Retroviruses are a family of viruses that includes human immunodeficiency virus (HIV) and various animal leukemia viruses. They carry single-stranded RNA that is reverse transcripted to DNA, which is incorporated into the host cell genome then translated and transcribed with the host cell’s own genes. Retroviruses are known to spread between cells in vitro, but mechanisms for spread in vivo are not well understood. Knowledge of how the spread occurs is important for improving HIV prevention and therapies.

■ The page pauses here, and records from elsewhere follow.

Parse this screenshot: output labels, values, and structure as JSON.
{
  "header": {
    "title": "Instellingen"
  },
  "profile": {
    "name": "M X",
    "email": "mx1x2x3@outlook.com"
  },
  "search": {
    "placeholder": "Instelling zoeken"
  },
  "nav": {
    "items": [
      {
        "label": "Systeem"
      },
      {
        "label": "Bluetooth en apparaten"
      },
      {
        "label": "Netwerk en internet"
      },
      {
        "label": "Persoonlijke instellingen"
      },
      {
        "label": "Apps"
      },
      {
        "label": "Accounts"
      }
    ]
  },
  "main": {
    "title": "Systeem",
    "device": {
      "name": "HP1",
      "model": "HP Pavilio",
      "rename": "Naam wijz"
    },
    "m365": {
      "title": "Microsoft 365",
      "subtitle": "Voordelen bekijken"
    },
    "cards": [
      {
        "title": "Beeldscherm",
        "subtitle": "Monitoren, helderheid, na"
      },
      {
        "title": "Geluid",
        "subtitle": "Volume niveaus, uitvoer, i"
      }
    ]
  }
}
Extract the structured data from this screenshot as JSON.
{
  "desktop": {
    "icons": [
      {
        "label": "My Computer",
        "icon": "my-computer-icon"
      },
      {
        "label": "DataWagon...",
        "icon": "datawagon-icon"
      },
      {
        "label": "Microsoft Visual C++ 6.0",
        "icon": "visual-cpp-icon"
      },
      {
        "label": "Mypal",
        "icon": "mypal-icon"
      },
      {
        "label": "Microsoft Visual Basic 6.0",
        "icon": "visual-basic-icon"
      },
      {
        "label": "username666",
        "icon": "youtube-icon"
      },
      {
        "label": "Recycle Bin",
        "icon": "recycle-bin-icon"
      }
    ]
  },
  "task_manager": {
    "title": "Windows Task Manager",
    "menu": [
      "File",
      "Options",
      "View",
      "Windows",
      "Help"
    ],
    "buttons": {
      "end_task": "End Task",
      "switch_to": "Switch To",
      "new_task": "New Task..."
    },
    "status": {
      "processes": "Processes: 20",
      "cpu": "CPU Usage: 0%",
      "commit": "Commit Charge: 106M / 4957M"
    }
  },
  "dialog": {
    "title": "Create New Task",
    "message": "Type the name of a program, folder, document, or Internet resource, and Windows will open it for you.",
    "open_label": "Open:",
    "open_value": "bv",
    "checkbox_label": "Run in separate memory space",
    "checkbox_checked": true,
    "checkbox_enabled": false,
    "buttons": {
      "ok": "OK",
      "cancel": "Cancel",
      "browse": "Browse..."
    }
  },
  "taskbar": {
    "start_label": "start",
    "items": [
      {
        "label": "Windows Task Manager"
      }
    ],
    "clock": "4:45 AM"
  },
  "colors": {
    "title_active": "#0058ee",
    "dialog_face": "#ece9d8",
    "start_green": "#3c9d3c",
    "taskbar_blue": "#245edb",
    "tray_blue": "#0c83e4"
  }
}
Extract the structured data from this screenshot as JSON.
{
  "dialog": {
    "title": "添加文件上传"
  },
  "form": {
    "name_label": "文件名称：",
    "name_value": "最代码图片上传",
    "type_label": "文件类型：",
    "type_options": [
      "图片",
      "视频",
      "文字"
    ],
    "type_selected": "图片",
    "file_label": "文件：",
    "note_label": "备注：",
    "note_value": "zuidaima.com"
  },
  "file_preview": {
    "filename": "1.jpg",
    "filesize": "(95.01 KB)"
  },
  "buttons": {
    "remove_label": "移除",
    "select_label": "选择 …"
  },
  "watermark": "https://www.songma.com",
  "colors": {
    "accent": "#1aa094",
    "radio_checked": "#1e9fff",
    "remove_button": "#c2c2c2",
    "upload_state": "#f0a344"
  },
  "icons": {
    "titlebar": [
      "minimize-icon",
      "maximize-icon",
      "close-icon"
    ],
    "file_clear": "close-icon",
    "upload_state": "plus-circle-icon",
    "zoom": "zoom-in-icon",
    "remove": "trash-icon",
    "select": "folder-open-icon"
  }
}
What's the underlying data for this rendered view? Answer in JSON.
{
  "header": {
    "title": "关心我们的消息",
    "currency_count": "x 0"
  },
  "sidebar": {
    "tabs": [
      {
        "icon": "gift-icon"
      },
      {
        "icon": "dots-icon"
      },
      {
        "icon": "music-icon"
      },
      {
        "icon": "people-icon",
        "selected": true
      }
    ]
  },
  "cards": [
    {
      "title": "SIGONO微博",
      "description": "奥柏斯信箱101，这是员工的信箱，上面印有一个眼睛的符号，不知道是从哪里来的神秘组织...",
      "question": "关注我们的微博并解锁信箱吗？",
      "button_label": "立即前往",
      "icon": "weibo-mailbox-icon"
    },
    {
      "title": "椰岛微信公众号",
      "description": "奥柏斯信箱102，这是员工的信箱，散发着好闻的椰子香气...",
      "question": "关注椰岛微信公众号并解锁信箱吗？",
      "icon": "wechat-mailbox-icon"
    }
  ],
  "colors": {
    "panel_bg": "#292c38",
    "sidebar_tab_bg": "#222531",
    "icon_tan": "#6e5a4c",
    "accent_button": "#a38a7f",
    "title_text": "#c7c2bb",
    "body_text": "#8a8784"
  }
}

To study the spread of retroviruses in vivo, researchers led by Walter Mothes of the Yale University School of Medicine used immunosuppressed (NSG) mice with human immune engraftments, developed by JAX Professor Leonard Shultz. In a paper published online on October 1 in Science, they showed that murine leukemia virus (MLV) and HIV first captured by CD169+ macrophages. CD169 is a cell adhesion molecule found on the surfaces of some macrophages and normally mediates cell-to-cell signaling. It appears that retroviruses are able to utilize the adhesion pathway as an efficient method to infect host cells. Blocking CD169 with antibodies significantly reduced retroviral capture by the macrophages.
The researchers then determined that CD169+ macrophages serve to concentrate viruses and deliver them to B-1 cells—a sub-class of B cell lymphocyte—for infection. The macrophages form long-lived contacts with the B-1 cells, which spreads the infection through a synaptic contact. In lymph nodes, the infected B-1 cells spread the infection through similar cell-to-cell transfers. The researchers plan to test this in vivo model of retroviral spread further to explore its potential for therapeutic intervention.